Andreas Schley, Chef des gleichnamigen Markdorfer Malerbetriebs, hat im Juli die Vier-Tage-Woche eingeführt. „Die Mitarbeiter sind mit dieser Lösung sehr zufrieden“, sagt Schley. „Der Grund war ja, die Arbeitszeiten auch für künftige Azubis und Mitarbeiter attraktiver zu machen.“ Doch im Internetauftritt des Malerbetriebs Schley heißt es unter Stellenangebote nach wie vor: „Geselle/in gesucht! Werde Teil unseres Teams und verstärke unseren Malerbetrieb mit deinen Kompetenzen. Was bieten wir? 4-Tage-Woche Arbeitszeitenmodell, faire Bezahlung, eine familiäre Arbeitsatmosphäre.“

Ähnlich ist der Wortlaut für eine Ausbildungsstelle. „Wir haben leider keine einzige Bewerbung bekommen“, stellt der Malermeister mit Ernüchterung fest. Allein im vergangenen Jahr habe er rund 14.000 Euro investiert, um neue Kräfte zu gewinnen, sei es durch zusätzliche Plakatwerbung oder durch verstärkte Aktivitäten in den sozialen Medien – doch alle Mühen bleiben erfolglos. „Ich habe das Gefühl, dass junge Menschen kein Interesse an Berufen im Handwerk haben“, sagt Schley.

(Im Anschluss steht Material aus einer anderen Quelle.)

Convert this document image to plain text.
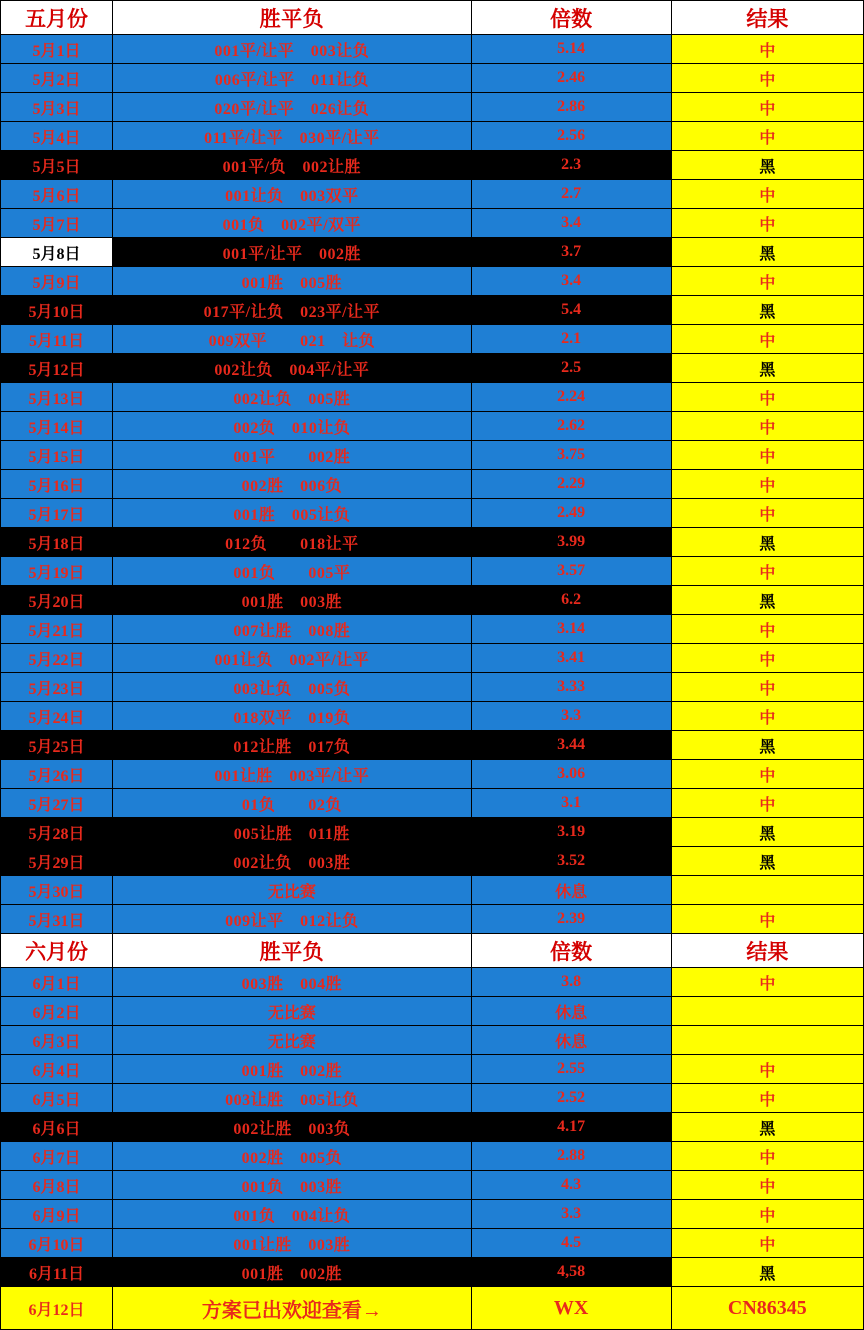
五月份	胜平负	倍数	结果
5月1日	001平/让平　003让负	5.14	中
5月2日	006平/让平　011让负	2.46	中
5月3日	020平/让平　026让负	2.86	中
5月4日	011平/让平　030平/让平	2.56	中
5月5日	001平/负　002让胜	2.3	黑
5月6日	001让负　003双平	2.7	中
5月7日	001负　002平/双平	3.4	中
5月8日	001平/让平　002胜	3.7	黑
5月9日	001胜　005胜	3.4	中
5月10日	017平/让负　023平/让平	5.4	黑
5月11日	009双平　　021　让负	2.1	中
5月12日	002让负　004平/让平	2.5	黑
5月13日	002让负　005胜	2.24	中
5月14日	002负　010让负	2.62	中
5月15日	001平　　002胜	3.75	中
5月16日	002胜　006负	2.29	中
5月17日	001胜　005让负	2.49	中
5月18日	012负　　018让平	3.99	黑
5月19日	001负　　005平	3.57	中
5月20日	001胜　003胜	6.2	黑
5月21日	007让胜　008胜	3.14	中
5月22日	001让负　002平/让平	3.41	中
5月23日	003让负　005负	3.33	中
5月24日	018双平　019负	3.3	中
5月25日	012让胜　017负	3.44	黑
5月26日	001让胜　003平/让平	3.06	中
5月27日	01负　　02负	3.1	中
5月28日	005让胜　011胜	3.19	黑
5月29日	002让负　003胜	3.52	黑
5月30日	无比赛	休息	
5月31日	009让平　012让负	2.39	中
六月份	胜平负	倍数	结果
6月1日	003胜　004胜	3.8	中
6月2日	无比赛	休息	
6月3日	无比赛	休息	
6月4日	001胜　002胜	2.55	中
6月5日	003让胜　005让负	2.52	中
6月6日	002让胜　003负	4.17	黑
6月7日	002胜　005负	2.88	中
6月8日	001负　003胜	4.3	中
6月9日	001负　004让负	3.3	中
6月10日	001让胜　003胜	4.5	中
6月11日	001胜　002胜	4,58	黑
6月12日	方案已出欢迎查看→	WX	CN86345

Kunden müssen vertröstet werden
„Der Markt für Maler und Lackierer ist leer gefegt“, berichtet Schley weiter. Über die vergangenen drei Jahre hinweg musste sein Betrieb mehrere Abgänge verkraften: Aus gesundheitlichen Gründen, Rente oder weil Mitarbeiter in die Industrie wechselten. Wie er mit dieser Situation umgeht? „Wir müssen Kunden vertrösten, leider. In weiterer Konsequenz wird das bedeuten, dass wir gezwungen sind, weniger Aufträge anzunehmen, wenn sich an der Lage nichts ändert.“

Es gibt auch ein positives Beispiel. Georg Mack, der in Markdorf den Lemon Beat Club betreibt, klingt während des Telefonats zufrieden. „Bei uns sieht‘s momentan ganz gut aus. Wir sind ein kleiner Betrieb und arbeiten viel mit 450-Euro-Jobbern.“ Die Altersspanne reiche von 18 bis 45 Jahren und es gehe quer Beet vom volljährigen Schüler bis hin zur Familienmutter oder zum -vater. Können sich die Aushilfskräfte ihre Zeit flexibler als in anderen Bereichen einteilen? Mack bestätigt das: „Wir haben im Vergleich zu anderen konträre Arbeitszeiten, spät abends, in die Nacht hinein.“ Spielen Faktoren wie Musik und Geselligkeit eine Rolle? „Das ist auf alle Fälle eine lockere und abwechslungsreiche Arbeitsatmosphäre“, antwortet der Clubbetreiber.